As Martin Luther King Jr. Day quickly approaches, people all over the world are making plans to reflect on the incredible, global-reaching impact King left on the U.S. through his courageous efforts to increase equity and Civil Rights for African American citizens.

In the midst of all this remembrance, however, it must also be acknowledged that much of the reason the world knows of the King legacy is largely the result of the efforts of his wife, Coretta Scott-King, in the years after King was assassinated.

Even though Scott-King was a visible, voracious devotee to her husband’s civil rights efforts while he was alive, the widow worked tirelessly after his untimely death to carry out the dauntless task of upholding the legacy her husband once began.

According to the National Women’s History Museum, Scott-King not only supported the Civil Rights Movement, she also fought for the place of women in it: “Throughout her marriage, King appeared side by side with her husband fighting against injustice. She also openly criticized the movement’s exclusion of women.”

Following King’s assassination on April 4, 1968, Scott-King had the Martin Luther King Jr. Center for Nonviolent Social Change built in Atlanta, Georgia just a stone’s throw away from the Historic Ebenezer Baptist Church, of which King and his father co-pastored.

Scott-King also spent considerable amounts of time on formatting the center’s programming to educate the public on King’s philosophies and the methodology behind his ability to break ground on so many racial injustices and civil issues.

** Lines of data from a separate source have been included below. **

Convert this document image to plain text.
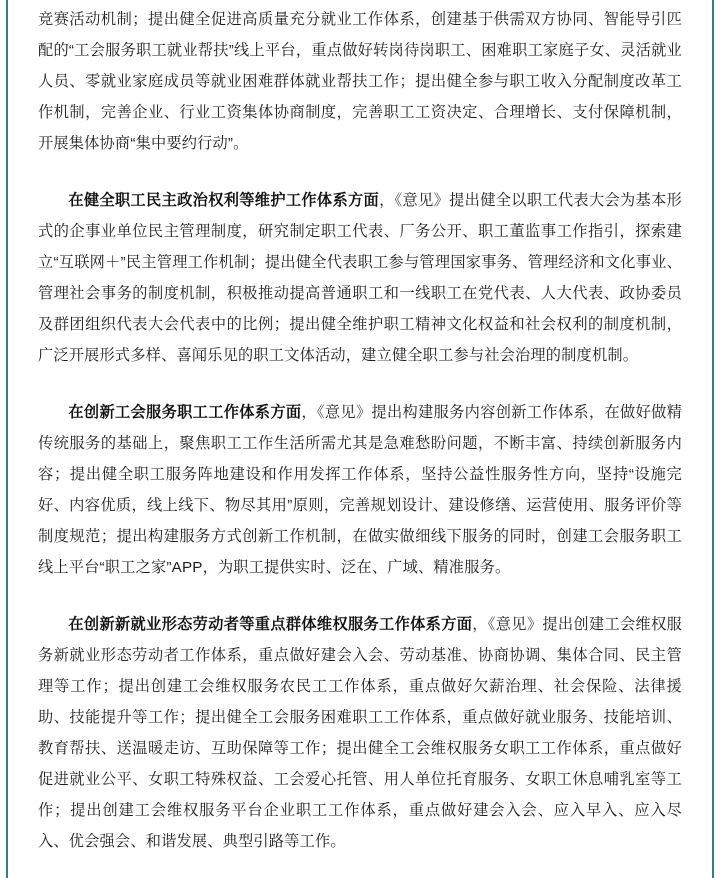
竞赛活动机制；提出健全促进高质量充分就业工作体系，创建基于供需双方协同、智能导引匹配的“工会服务职工就业帮扶”线上平台，重点做好转岗待岗职工、困难职工家庭子女、灵活就业人员、零就业家庭成员等就业困难群体就业帮扶工作；提出健全参与职工收入分配制度改革工作机制，完善企业、行业工资集体协商制度，完善职工工资决定、合理增长、支付保障机制，开展集体协商“集中要约行动”。

在健全职工民主政治权利等维护工作体系方面，《意见》提出健全以职工代表大会为基本形式的企事业单位民主管理制度，研究制定职工代表、厂务公开、职工董监事工作指引，探索建立“互联网＋”民主管理工作机制；提出健全代表职工参与管理国家事务、管理经济和文化事业、管理社会事务的制度机制，积极推动提高普通职工和一线职工在党代表、人大代表、政协委员及群团组织代表大会代表中的比例；提出健全维护职工精神文化权益和社会权利的制度机制，广泛开展形式多样、喜闻乐见的职工文体活动，建立健全职工参与社会治理的制度机制。

在创新工会服务职工工作体系方面，《意见》提出构建服务内容创新工作体系，在做好做精传统服务的基础上，聚焦职工工作生活所需尤其是急难愁盼问题，不断丰富、持续创新服务内容；提出健全职工服务阵地建设和作用发挥工作体系，坚持公益性服务性方向，坚持“设施完好、内容优质，线上线下、物尽其用”原则，完善规划设计、建设修缮、运营使用、服务评价等制度规范；提出构建服务方式创新工作机制，在做实做细线下服务的同时，创建工会服务职工线上平台“职工之家”APP，为职工提供实时、泛在、广域、精准服务。

在创新新就业形态劳动者等重点群体维权服务工作体系方面，《意见》提出创建工会维权服务新就业形态劳动者工作体系，重点做好建会入会、劳动基准、协商协调、集体合同、民主管理等工作；提出创建工会维权服务农民工工作体系，重点做好欠薪治理、社会保险、法律援助、技能提升等工作；提出健全工会服务困难职工工作体系，重点做好就业服务、技能培训、教育帮扶、送温暖走访、互助保障等工作；提出健全工会维权服务女职工工作体系，重点做好促进就业公平、女职工特殊权益、工会爱心托管、用人单位托育服务、女职工休息哺乳室等工作；提出创建工会维权服务平台企业职工工作体系，重点做好建会入会、应入早入、应入尽入、优会强会、和谐发展、典型引路等工作。
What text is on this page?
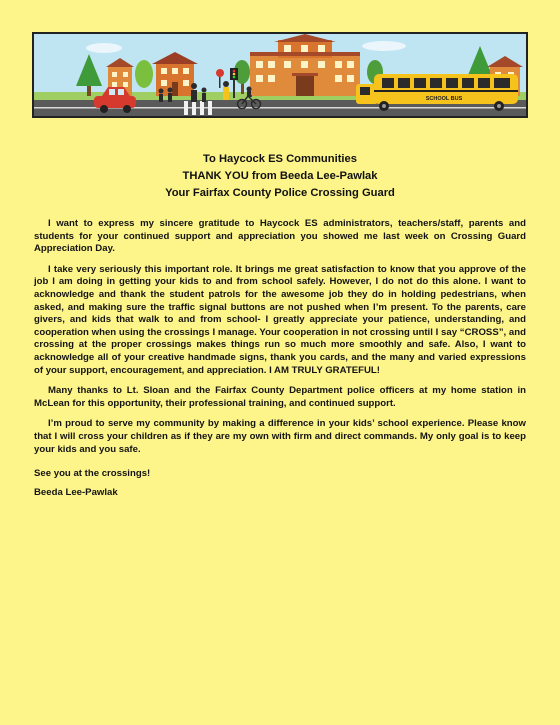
SCHOOL BUS
To Haycock ES Communities
THANK YOU from Beeda Lee-Pawlak
Your Fairfax County Police Crossing Guard

I want to express my sincere gratitude to Haycock ES administrators, teachers/staff, parents and students for your continued support and appreciation you showed me last week on Crossing Guard Appreciation Day.

I take very seriously this important role. It brings me great satisfaction to know that you approve of the job I am doing in getting your kids to and from school safely. However, I do not do this alone. I want to acknowledge and thank the student patrols for the awesome job they do in holding pedestrians, when asked, and making sure the traffic signal buttons are not pushed when I’m present. To the parents, care givers, and kids that walk to and from school- I greatly appreciate your patience, understanding, and cooperation when using the crossings I manage. Your cooperation in not crossing until I say “CROSS”, and crossing at the proper crossings makes things run so much more smoothly and safe. Also, I want to acknowledge all of your creative handmade signs, thank you cards, and the many and varied expressions of your support, encouragement, and appreciation. I AM TRULY GRATEFUL!

Many thanks to Lt. Sloan and the Fairfax County Department police officers at my home station in McLean for this opportunity, their professional training, and continued support.

I’m proud to serve my community by making a difference in your kids’ school experience. Please know that I will cross your children as if they are my own with firm and direct commands. My only goal is to keep your kids and you safe.

See you at the crossings!
Beeda Lee-Pawlak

In addition, Scott-King became a trailblazer in the creation of one of the largest archives of documents from the Civil Rights Movement.

In the process, history was made as the King Center became the U.S.’s first institution built in honor of an African American leader. Situated in the Freedom Hall complex encircling King’s tomb, The King Center is today located inside of a 23-acre national historic park which includes his birth home, and which hosts more than one million visitors each year.

Scott-King served as the founding president, chairwoman, and chief executive officer of The King Center. She committed herself to not only reaching people regionally or nationally but spanning internationally to train tens of thousands of people on the legacy that is King.

Yet, undoubtedly, Scott-King’s greatest achievement was spearheading the campaign to make King’s birthday a national holiday, which is now, in some capacity, celebrated globally by millions of people and in over 100 different countries.

Alongside these great achievements on behalf of her husband’s legacy, Scott-King wrote three books, received honorary doctorates from over 60 colleges and universities, and helped found a multitude of organizations dedicated to the betterment of the African American people.

Furthermore, Scott-King has become a celebrated international Civil Rights activist in her own right.

In 1969, Scott-King was awarded the Universal Love Award, becoming the first non-Italian to hold the distinction. The same year, she published her memoirs, titled “My Life with Martin Luther King Jr.”

As a globally-celebrated heroine for social justice, Scott-King has shared space among important public figures including presidents and prime ministers and has shaken the hands of spiritual leaders such as Pope John Paul and Dalai Lama. Scott-King even stood next to Nelson Mandela as he became South Africa’s first democratically elected president.

Scott-King died on Jan. 30, 2006 from complications due to ovarian cancer. “A few days after her death, thousands of Atlantans stood in line in the pouring sleet to pay their respects to her at a viewing in Ebenezer Baptist Church,” a Scott-King biography from The King Center website reads.

Scott-King funeral was attended by several presidents and heads of states who expressed their sadness in losing another prominent figure in the fight for equality, according to the National Women’s History Museum. She is today interred alongside her husband in a memorial crypt in the reflecting pool of The King Center’s Freedom Hall Complex.

Scott-King is celebrated as a woman of true grace, tenacity, and resilience. Though she began just trying to continue the remarkable history her husband left behind, in the end, she created an indelible legacy of her own.